Many applications require that motorized systems perform within certain performance limits or specifications. For example, cooling fans used in military applications must be configured so that its motor provides high reliability, has low electromagnetic interference (EMI) emissions, is able to operate at a high ambient temperature, while being able to withstand contaminated environments. While many sensored brushless DC motors are suitable for such applications, they have stringent performance specifications. Indeed, it is required that the drive circuits used to control, or otherwise operate the motor, utilize costly snubber circuits.

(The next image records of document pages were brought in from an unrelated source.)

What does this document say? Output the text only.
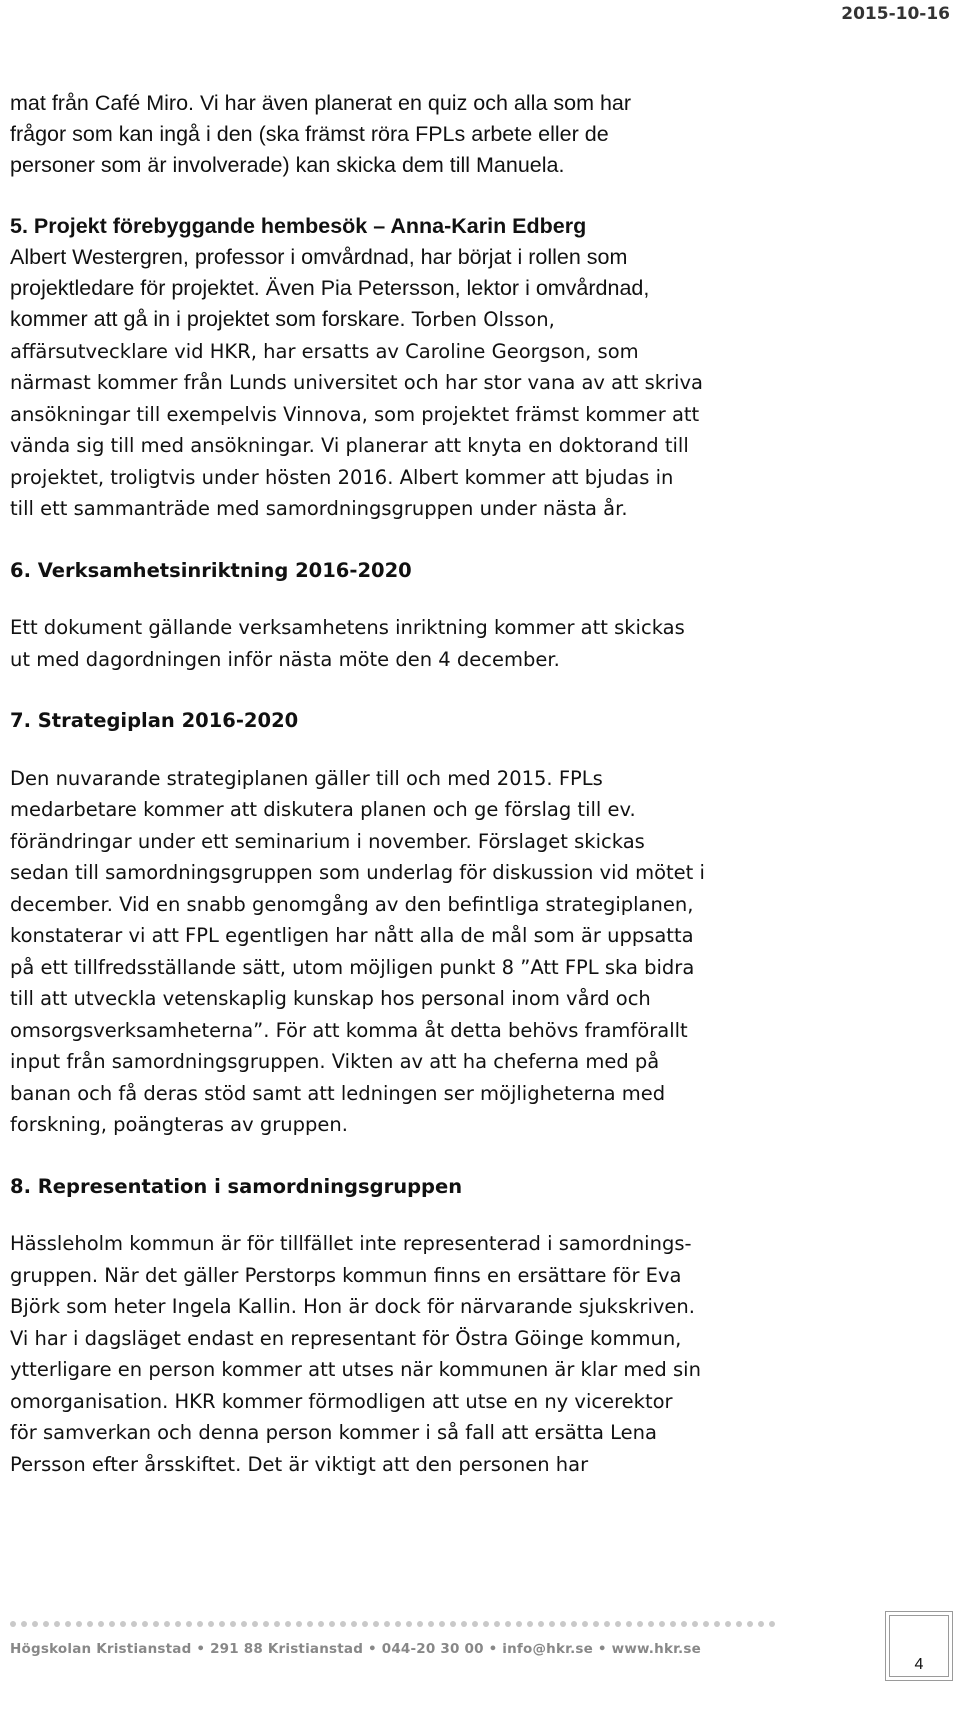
2015-10-16

mat från Café Miro. Vi har även planerat en quiz och alla som har

frågor som kan ingå i den (ska främst röra FPLs arbete eller de

personer som är involverade) kan skicka dem till Manuela.

5. Projekt förebyggande hembesök – Anna-Karin Edberg

Albert Westergren, professor i omvårdnad, har börjat i rollen som

projektledare för projektet. Även Pia Petersson, lektor i omvårdnad,

kommer att gå in i projektet som forskare. Torben Olsson,

affärsutvecklare vid HKR, har ersatts av Caroline Georgson, som

närmast kommer från Lunds universitet och har stor vana av att skriva

ansökningar till exempelvis Vinnova, som projektet främst kommer att

vända sig till med ansökningar. Vi planerar att knyta en doktorand till

projektet, troligtvis under hösten 2016. Albert kommer att bjudas in

till ett sammanträde med samordningsgruppen under nästa år.

6. Verksamhetsinriktning 2016-2020

Ett dokument gällande verksamhetens inriktning kommer att skickas

ut med dagordningen inför nästa möte den 4 december.

7. Strategiplan 2016-2020

Den nuvarande strategiplanen gäller till och med 2015. FPLs

medarbetare kommer att diskutera planen och ge förslag till ev.

förändringar under ett seminarium i november. Förslaget skickas

sedan till samordningsgruppen som underlag för diskussion vid mötet i

december. Vid en snabb genomgång av den befintliga strategiplanen,

konstaterar vi att FPL egentligen har nått alla de mål som är uppsatta

på ett tillfredsställande sätt, utom möjligen punkt 8 ”Att FPL ska bidra

till att utveckla vetenskaplig kunskap hos personal inom vård och

omsorgsverksamheterna”. För att komma åt detta behövs framförallt

input från samordningsgruppen. Vikten av att ha cheferna med på

banan och få deras stöd samt att ledningen ser möjligheterna med

forskning, poängteras av gruppen.

8. Representation i samordningsgruppen

Hässleholm kommun är för tillfället inte representerad i samordnings-

gruppen. När det gäller Perstorps kommun finns en ersättare för Eva

Björk som heter Ingela Kallin. Hon är dock för närvarande sjukskriven.

Vi har i dagsläget endast en representant för Östra Göinge kommun,

ytterligare en person kommer att utses när kommunen är klar med sin

omorganisation. HKR kommer förmodligen att utse en ny vicerektor

för samverkan och denna person kommer i så fall att ersätta Lena

Persson efter årsskiftet. Det är viktigt att den personen har

Högskolan Kristianstad • 291 88 Kristianstad • 044-20 30 00 • info@hkr.se • www.hkr.se
4
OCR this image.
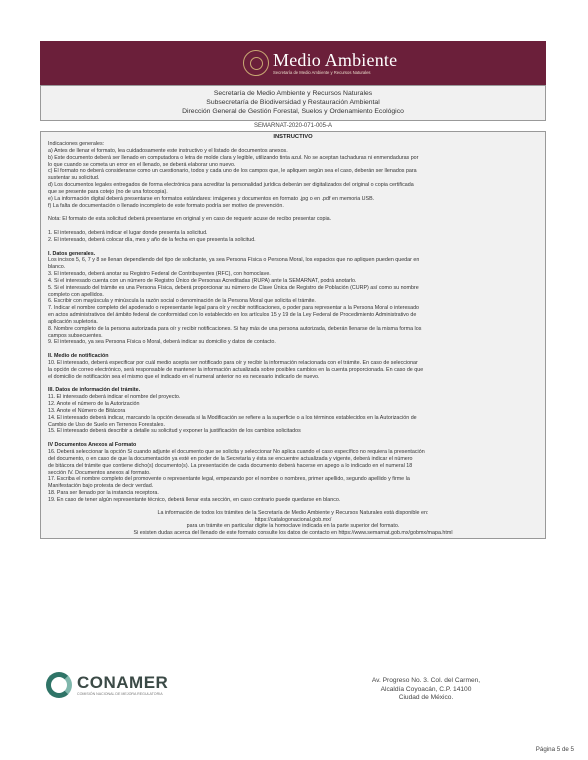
Medio Ambiente
Secretaría de Medio Ambiente y Recursos Naturales
Secretaría de Medio Ambiente y Recursos Naturales
Subsecretaría de Biodiversidad y Restauración Ambiental
Dirección General de Gestión Forestal, Suelos y Ordenamiento Ecológico
SEMARNAT-2020-071-005-A
INSTRUCTIVO

Indicaciones generales:

a) Antes de llenar el formato, lea cuidadosamente este instructivo y el listado de documentos anexos.

b) Este documento deberá ser llenado en computadora o letra de molde clara y legible, utilizando tinta azul. No se aceptan tachaduras ni enmendaduras por

lo que cuando se cometa un error en el llenado, se deberá elaborar uno nuevo.

c) El formato no deberá considerarse como un cuestionario, todos y cada uno de los campos que, le apliquen según sea el caso, deberán ser llenados para

sustentar su solicitud.

d) Los documentos legales entregados de forma electrónica para acreditar la personalidad jurídica deberán ser digitalizados del original o copia certificada

que se presente para cotejo (no de una fotocopia).

e) La información digital deberá presentarse en formatos estándares: imágenes y documentos en formato .jpg o en .pdf en memoria USB.

f) La falta de documentación o llenado incompleto de este formato podría ser motivo de prevención.

Nota: El formato de esta solicitud deberá presentarse en original y en caso de requerir acuse de recibo presentar copia.

1. El interesado, deberá indicar el lugar donde presenta la solicitud.

2. El interesado, deberá colocar día, mes y año de la fecha en que presenta la solicitud.

I. Datos generales.

Los incisos 5, 6, 7 y 8 se llenan dependiendo del tipo de solicitante, ya sea Persona Física o Persona Moral, los espacios que no apliquen pueden quedar en

blanco.

3. El interesado, deberá anotar su Registro Federal de Contribuyentes (RFC), con homoclave.

4. Si el interesado cuenta con un número de Registro Único de Personas Acreditadas (RUPA) ante la SEMARNAT, podrá anotarlo.

5. Si el interesado del trámite es una Persona Física, deberá proporcionar su número de Clave Única de Registro de Población (CURP) así como su nombre

completo con apellidos.

6. Escribir con mayúscula y minúscula la razón social o denominación de la Persona Moral que solicita el trámite.

7. Indicar el nombre completo del apoderado o representante legal para oír y recibir notificaciones, o poder para representar a la Persona Moral o interesado

en actos administrativos del ámbito federal de conformidad con lo establecido en los artículos 15 y 19 de la Ley Federal de Procedimiento Administrativo de

aplicación supletoria.

8. Nombre completo de la persona autorizada para oír y recibir notificaciones. Si hay más de una persona autorizada, deberán llenarse de la misma forma los

campos subsecuentes.

9. El interesado, ya sea Persona Física o Moral, deberá indicar su domicilio y datos de contacto.

II. Medio de notificación

10. El interesado, deberá especificar por cuál medio acepta ser notificado para oír y recibir la información relacionada con el trámite. En caso de seleccionar

la opción de correo electrónico, será responsable de mantener la información actualizada sobre posibles cambios en la cuenta proporcionada. En caso de que

el domicilio de notificación sea el mismo que el indicado en el numeral anterior no es necesario indicarlo de nuevo.

III. Datos de información del trámite.

11. El interesado deberá indicar el nombre del proyecto.

12. Anote el número de la Autorización

13. Anote el Número de Bitácora

14. El interesado deberá indicar, marcando la opción deseada si la Modificación se refiere a la superficie o a los términos establecidos en la Autorización de

Cambio de Uso de Suelo en Terrenos Forestales.

15. El interesado deberá describir a detalle su solicitud y exponer la justificación de los cambios solicitados

IV Documentos Anexos al Formato

16. Deberá seleccionar la opción Si cuando adjunte el documento que se solicita y seleccionar No aplica cuando el caso específico no requiera la presentación

del documento, o en caso de que la documentación ya esté en poder de la Secretaría y ésta se encuentre actualizada y vigente, deberá indicar el número

de bitácora del trámite que contiene dicho(s) documento(s). La presentación de cada documento deberá hacerse en apego a lo indicado en el numeral 18

sección IV. Documentos anexos al formato.

17. Escriba el nombre completo del promovente o representante legal, empezando por el nombre o nombres, primer apellido, segundo apellido y firme la

Manifestación bajo protesta de decir verdad.

18. Para ser llenado por la instancia receptora.

19. En caso de tener algún representante técnico, deberá llenar esta sección, en caso contrario puede quedarse en blanco.

La información de todos los trámites de la Secretaría de Medio Ambiente y Recursos Naturales está disponible en:

https://catalogonacional.gob.mx/

para un trámite en particular digite la homoclave indicada en la parte superior del formato.

Si existen dudas acerca del llenado de este formato consulte los datos de contacto en https://www.semarnat.gob.mx/gobmx/mapa.html

CONAMER
COMISIÓN NACIONAL DE MEJORA REGULATORIA
Av. Progreso No. 3. Col. del Carmen,
Alcaldía Coyoacán, C.P. 14100
Ciudad de México.
Página 5 de 5
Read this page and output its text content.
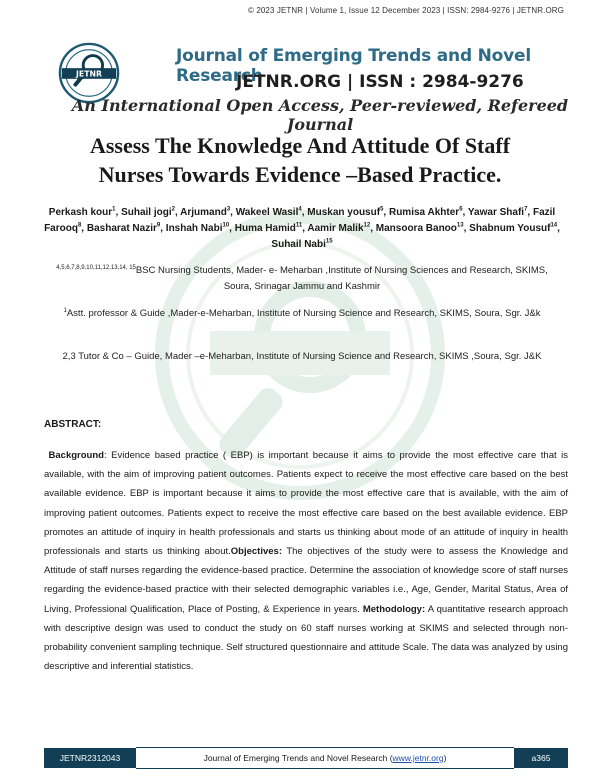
© 2023 JETNR | Volume 1, Issue 12 December 2023 | ISSN: 2984-9276 | JETNR.ORG
JETNR
Journal of Emerging Trends and Novel Research
JETNR.ORG | ISSN : 2984-9276
An International Open Access, Peer-reviewed, Refereed Journal
Assess The Knowledge And Attitude Of Staff
Nurses Towards Evidence –Based Practice.
Perkash kour$^1$, Suhail jogi$^2$, Arjumand$^3$, Wakeel Wasil$^4$, Muskan yousuf$^5$, Rumisa Akhter$^6$, Yawar Shafi$^7$, Fazil Farooq$^8$, Basharat Nazir$^9$, Inshah Nabi$^{10}$, Huma Hamid$^{11}$, Aamir Malik$^{12}$, Mansoora Banoo$^{13}$, Shabnum Yousuf$^{14}$, Suhail Nabi$^{15}$
$^{4,5,6,7,8,9,10,11,12,13,14, 15}$BSC Nursing Students, Mader- e- Meharban ,Institute of Nursing Sciences and Research, SKIMS, Soura, Srinagar Jammu and Kashmir
$^1$Astt. professor & Guide ,Mader-e-Meharban, Institute of Nursing Science and Research, SKIMS, Soura, Sgr. J&k
2,3 Tutor & Co – Guide, Mader –e-Meharban, Institute of Nursing Science and Research, SKIMS ,Soura, Sgr. J&K
ABSTRACT:
Background: Evidence based practice ( EBP) is important because it aims to provide the most effective care that is available, with the aim of improving patient outcomes. Patients expect to receive the most effective care based on the best available evidence. EBP is important because it aims to provide the most effective care that is available, with the aim of improving patient outcomes. Patients expect to receive the most effective care based on the best available evidence. EBP promotes an attitude of inquiry in health professionals and starts us thinking about mode of an attitude of inquiry in health professionals and starts us thinking about.Objectives: The objectives of the study were to assess the Knowledge and Attitude of staff nurses regarding the evidence-based practice. Determine the association of knowledge score of staff nurses regarding the evidence-based practice with their selected demographic variables i.e., Age, Gender, Marital Status, Area of Living, Professional Qualification, Place of Posting, & Experience in years. Methodology: A quantitative research approach with descriptive design was used to conduct the study on 60 staff nurses working at SKIMS and selected through non-probability convenient sampling technique. Self structured questionnaire and attitude Scale. The data was analyzed by using descriptive and inferential statistics.
JETNR2312043	Journal of Emerging Trends and Novel Research ( www.jetnr.org )	a365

A snubber circuit is designed to prevent a rapid rise in voltage across the stator windings of the brushless DC motor, as current through the windings is being switched during operation of the motor. One example of a snubber circuit is a capacitor that is placed in parallel across the terminals of the switching element used to operate the motor. Due to its nature, the snubber capacitor is required to be periodically discharged of any stored energy it has collected, thus consuming the energy stored in the winding inductance.
Therefore, there is a need for a drive circuit for a sensored brushless DC motor that eliminates the need for a snubber circuit. Furthermore, there is a need for a drive circuit for a sensored brushless DC motor that reduces the voltage stress on each switch of the drive circuit. In addition, there is a need for a drive circuit for a sensored brushless DC motor that provides a path for electrical current to flow and dissipate from the primary windings until the current decays to a nominal value. Furthermore, there is a need for a drive circuit for a sensored brushless DC motor that reduces the voltage stress on each control switch to that of the voltage of the DC power supply used to operate the motor. Additionally, there is a need for a drive circuit for a sensored brushless DC motor that has reduced electromagnetic interference (EMI) emissions.